Pourquoi une étude acoustique pour une mine ou carrière ?
Quelles réglementations bruit s'appliquent aux mines et carrières ?
Comment se déroule l'étude acoustique d'une carrière ?
Quelles solutions acoustiques si les niveaux de bruit dépassent les seuils réglementaires ?
Que signifie l'émergence réglementaire pour une carrière ?Mines & carrières, la question de l'impact acoustique sur le voisinage
Lorsque la promiscuité des installations et des zones d'habitation crée un climat de tension, une étude d'impact et des contrôles acoustiques sont nécessaires. L'accompagnement des exploitants de carrières dans la recherche de solutions leur permettant de se conformer à la règlementation en vigueur est essentiel. Cet étape les aide à développer et étendre leur exploitation, tout en respectant l'environnement sonore du secteur. La règlementation et les arrêtés préfectoraux fixent des niveaux sonores limites admissibles (en limite de propriété et en ZER).

Mines & carrières : la règlementation applicable, les obligations de l'exploitant
Depuis la loi n° 93-3 du 4 janvier 1993 relative aux carrières, les carrières ont été inscrites dans la nomenclature des ICPE (Installations Classées pour la Protection de l'Environnement). Les conditions dans lesquelles elles peuvent être exploitées sont définies dans le Code de l'Environnement. Le type de régime (déclaration, enregistrement, autorisation), dépend de différents critères d'exploitation de la carrière (type de matériaux extrait, capacité de production, etc).
- Dans le cas d'une ICPE soumis à déclaration, des arrêtés types, s'appliquent en fonction de la rubrique dans laquelle est classée la carrière1
- Dans le cas d'une ICPE soumis à autorisation, un arrêté préfectoral est en principe délivre par la préfecture.
Dans les deux cas (autorisation ou déclaration), la plupart du temps, les exigences en termes de réglementation acoustique sont celles de l'arrêté du 23 janvier 1997, relatif à la limitation des bruits émis dans l'environnement par les Installations Classées pour la Protection de l'Environnement. Que ce soit pour une nouvelle installation ou pour une d'extension de carrière existante, une demande d'autorisation d'exploiter (DDAE), doit être déposé. Dans le cadre de cette demande, une étude acoustique est nécessaire. Cette étude vise à quantifier deux indicateurs :
- Le niveau de bruit en limite de propriété de l'installation,
- L'émergence constatée en limite des zones à émergence règlementées (ZER).

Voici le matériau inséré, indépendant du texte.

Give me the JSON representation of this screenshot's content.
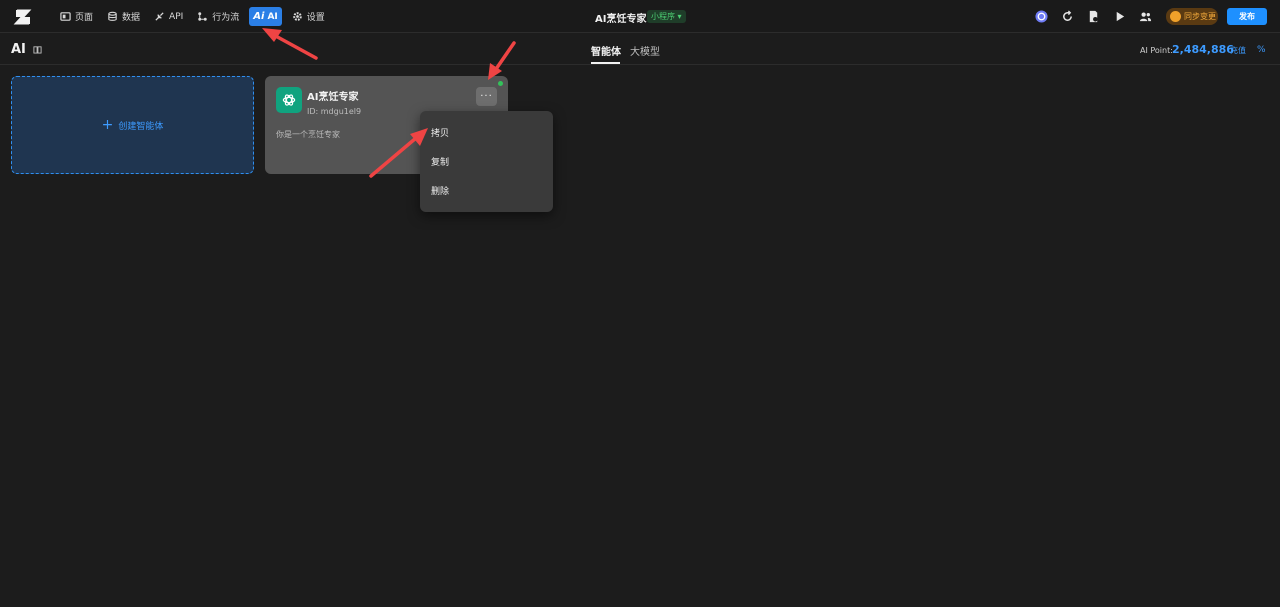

Les mesures réalisées dans le cadre d'une qualification de l'environnement sonore initial (avant installation de la carrière) visent à déterminer le niveau de bruit résiduel. C'est à partir des niveaux de bruit mesurés et des émergences règlementaires que les objectifs sont calculés. Ces objectifs correspondent au niveau sonore maximal admissible pouvant être émis par l'installation.
| Période diurne (7h - 22h) Sauf dimanches & jours fériés | Période nocturne (22h - 7h) + Dimanches et jours fériés | |
| Niveau sonore limite admissible en limite de propriété | 70 dB(A) | 60 dB(A) |
À ces limites admissibles en limite de propriété viennent s'ajouter des valeurs d'émergence au sein des zones à émergence réglementée. Une zone à émergence réglementée (ZER) est une zone intérieure ou extérieure où il peut exister une présence prolongée de personnes (habitation, école, hôpital, bâtiment de bureaux, etc.). Au sein de ces zones, la valeur d'émergence du bruit induit par l'activité est limitée :
Niveau de bruit ambiant dans les zones à émergence réglementée | Période diurne (7h - 22h) Sauf dimanches & jours fériés | Période nocturne (22h - 7h) + dimanches & jours fériés |
> 35 dB(A) et < 45 dB(A) | 6 dB(A) | 4 dB(A) |
> 45 dB(A) | 5 dB(A) | 3 dB(A) |
L'émergence est définie comme la différence entre les niveaux de bruit avec et sans fonctionnement de l'installation. Ces limites ne concernent donc que la part spécifique de bruit générée par l'ICPE, mesurée sur la base de la norme NF S31-010.
L'exploitant doit par ailleurs s'assurer du respect des valeurs fixées par l'arrêté préfectoral d'autorisation de son établissement. De manière générale, les niveaux de bruit en limite de propriété de l'établissement ne peuvent excéder les valeurs fixées par l'Arrêté du 23 janvier 1997, sauf si le bruit résiduel pour la période considérée est supérieur à cette limite. Il se doit de réaliser ou faire réaliser des contrôles des niveaux de bruit issus de son installation régulièrement. VENATHEC a consacré deux vidéos au régime des ICPE, dans lesquelles nous vous expliquons en détail la réglementation et les solutions pour atteindre la conformité :
Évaluer les niveaux sonores prévisionnels
Dans le cadre d'une extension ou d'une création d'une nouvelle installation, l'exploitant se doit de remettre à l'administration concernée une étude d'impact déterminant les niveaux sonores prévisionnels issus de sa nouvelle installation. Pour réaliser cette phase de l'étude, l'exploitant doit fournir au bureau d'étude acoustique des informations essentielles comme :
- les plans de phasage,
- le nombre et le type d'engins,
- leurs durées de fonctionnement
- leurs puissances acoustiques si elles sont disponibles.
Un modèle informatique du site en trois dimensions, intégrant l'ensemble de la topographie, le bâti et les différentes sources de bruit (camions, pelles, chargeuses, bandes transporteuses, installations de traitement des matériaux, cribles, etc), est construit. Les niveaux sonores prévisionnels sont calculés à partir d'une simulation de l'état projeté à l'aide d'un logiciel de simulations acoustiques.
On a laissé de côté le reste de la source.